メイギカ 第1章 第1話〜生への葛藤〜

 

「では、これより死刑を執行する。娘を連れて来い」

「はっ」

 

真っ暗闇の中、人々がうごめく。

新月で、かつ小雨の降り止まない端の村。

そこに唯一ある広場には異様な光景が広がっている。

 

広場の真ん中に作られた悪魔の台座は、生贄が来るのを今か今かと待ち望んでいるようだ。

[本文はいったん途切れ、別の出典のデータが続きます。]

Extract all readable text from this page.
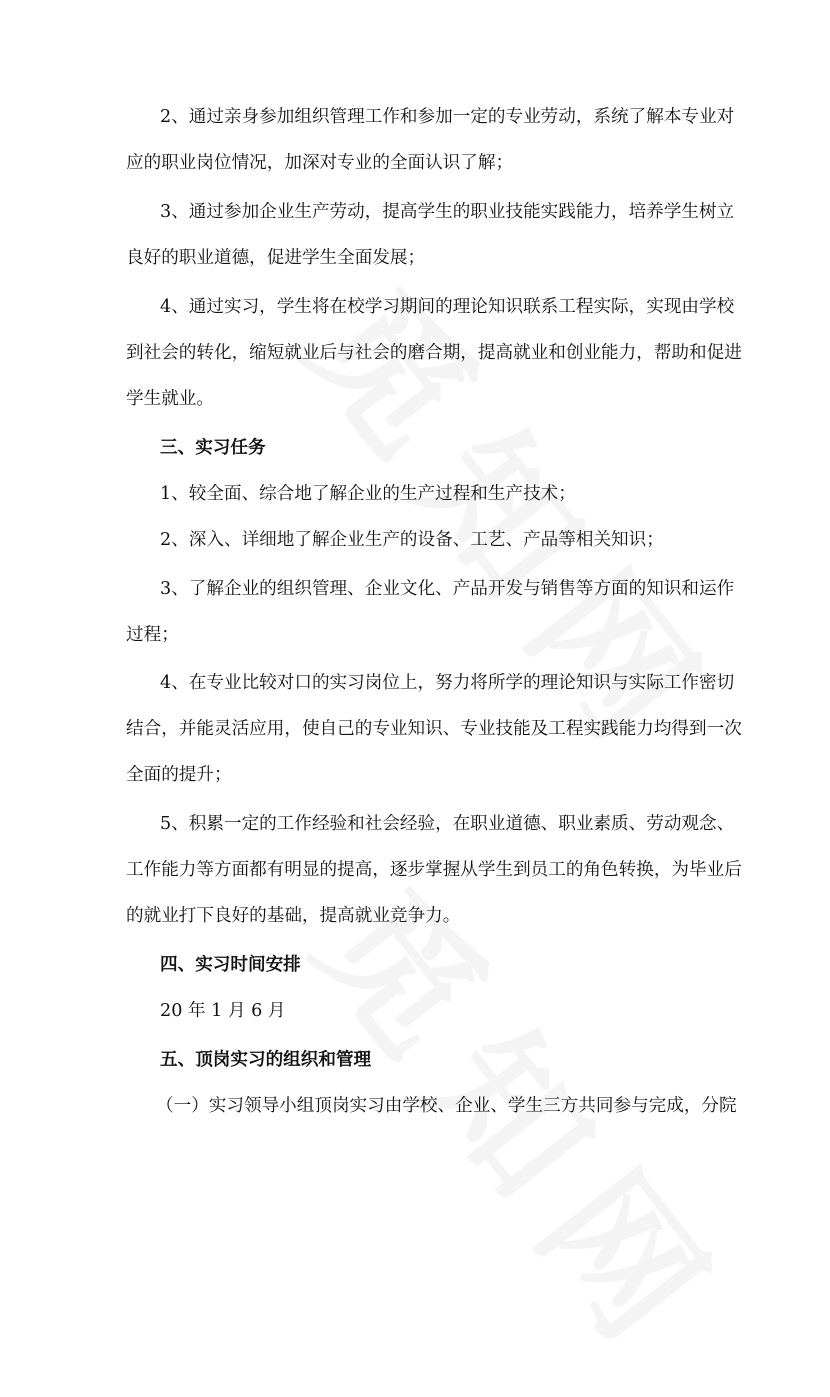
2、通过亲身参加组织管理工作和参加一定的专业劳动，系统了解本专业对
应的职业岗位情况，加深对专业的全面认识了解；
3、通过参加企业生产劳动，提高学生的职业技能实践能力，培养学生树立
良好的职业道德，促进学生全面发展；
4、通过实习，学生将在校学习期间的理论知识联系工程实际，实现由学校
到社会的转化，缩短就业后与社会的磨合期，提高就业和创业能力，帮助和促进
学生就业。
三、实习任务
1、较全面、综合地了解企业的生产过程和生产技术；
2、深入、详细地了解企业生产的设备、工艺、产品等相关知识；
3、了解企业的组织管理、企业文化、产品开发与销售等方面的知识和运作
过程；
4、在专业比较对口的实习岗位上，努力将所学的理论知识与实际工作密切
结合，并能灵活应用，使自己的专业知识、专业技能及工程实践能力均得到一次
全面的提升；
5、积累一定的工作经验和社会经验，在职业道德、职业素质、劳动观念、
工作能力等方面都有明显的提高，逐步掌握从学生到员工的角色转换，为毕业后
的就业打下良好的基础，提高就业竞争力。
四、实习时间安排
20 年 1 月 6 月
五、顶岗实习的组织和管理
（一）实习领导小组顶岗实习由学校、企业、学生三方共同参与完成，分院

これから行われることが何かもわからず雨に濡れながら遊んでいる子ども。

無表情で動く役人達。

村人達は皆ひそひそとささやきあう。

 

かわいそうにねぇ…でもここにいられるのも困るし

魔人だったものね

魔人もいなくなるしこれで安心だ

 

そこへ魔人の娘がつながれ連れてこられると、村人達は皆押し黙った。

 

「やーい、まびと!さっさと死んじまえ〜!!」

「やめなさい!呪われるわよ!!」

 

少年がはやし立てる。

その母親は急いで子どもの口をふさぐ。

 

「…」

 

娘の表情は変わらないが、瞳には悲しみの色が揺れていた。

少年と娘は何度か遊んだこともある仲だ。

それだけに、ショックは大きいだろう。彼の母親の言葉も。

 

ただこの二人の言葉はこの地方一帯では極当たり前の感情なのだ・・・

 

そんな仲、着々と処刑の準備は整っていく。

娘は小突かれ、のろのろと処刑台に向かう。

 

 

「これより、魔人遙を死罪に処す」

 

 

 

処刑法は…火あぶり。

 

 

 

 

 

(どうして、どうして?)

 

石牢の中で、遙は考え続けていた。

 

自分がどうしてこんな目にあうのか。

自分はどうして魔人に生まれてしまったのか。

 

疑問はひとつも解決しないまま、刻々と処刑の日がせまる。

 

 

こんな思いばかりするのなら、生まれてきた意味なんかあったの?

 

幼い頃から非魔人の国にいた。

迫害の日々。

魔人ということを隠して生きても、やがて露見する。

そして誰も自分達を知らない地を求めて母と2人、どこも当てなく逃げ惑う。

生きていくためには魔力は必要であったのだ。

火をおこしたり、水をきれいにしたり、明かりをともしたり。

お金を持たない分魔力に頼るほかなかった。

 

そんな心労がたたってか母は死に、一人で生きて行かなければならなくなった…

 

そして今。

ただ魔力を持っているというだけで。

自分は明日処刑されるのだと。

 

怒り、悲しみ、嘆き。あらゆる負の感情が入り乱れる。

 

「っ!」

思わず叫びだしたくなるのをこらえ、こぶしを握り締める。

 

どうしてよ!?

どうしてこんな目にばっかり…

 

今まで自分を生かしてくれていた、魔力。

そのせいでたくさんの酷い目にもあった。

この力は私にとって何なの?

 

「もう嫌…」

 

こんな辛い目にばかりあって。

母さんも死んじゃって。

 

 

どうせならさっさと殺してよ

こんなところに閉じ込めて。

 

ガッ!!

手に鈍い痛み。

視線を移すと、石畳の床が放射状にえぐれている。

その中心部に自分の拳。

 

コントロールが聞かなくなってるな…

ぼんやりとそんなことを思う。

 

「なんの音だ!?」

 

四六時中遙を監視する看守がやってくる。

ただ、窓の外をうつろに眺めている彼女を見ると、肩をすくめ戻っていった。

 

窓の外は、雨。

 

 

「もう嫌だよ…」

 

でも。

 

 

まだやりたいことなんか何一つできてない…。

 

思い起こすのは、ひとつの国。

魔法王国メイギカ。

魔人が普通に暮らせる国。

 

母の話でしか聞いたことがないけれど。

ずっと憧れだった。ずっと行きたかった。いつか行けると信じていた。

でもその夢は、もう叶いそうにない…。

 

 

「それでも…」

 

辛くても辛くても。

溢れてくる渇望

 

「死にたくない…」

 

 

もっと生きたい

そう思ってしまうのは何故?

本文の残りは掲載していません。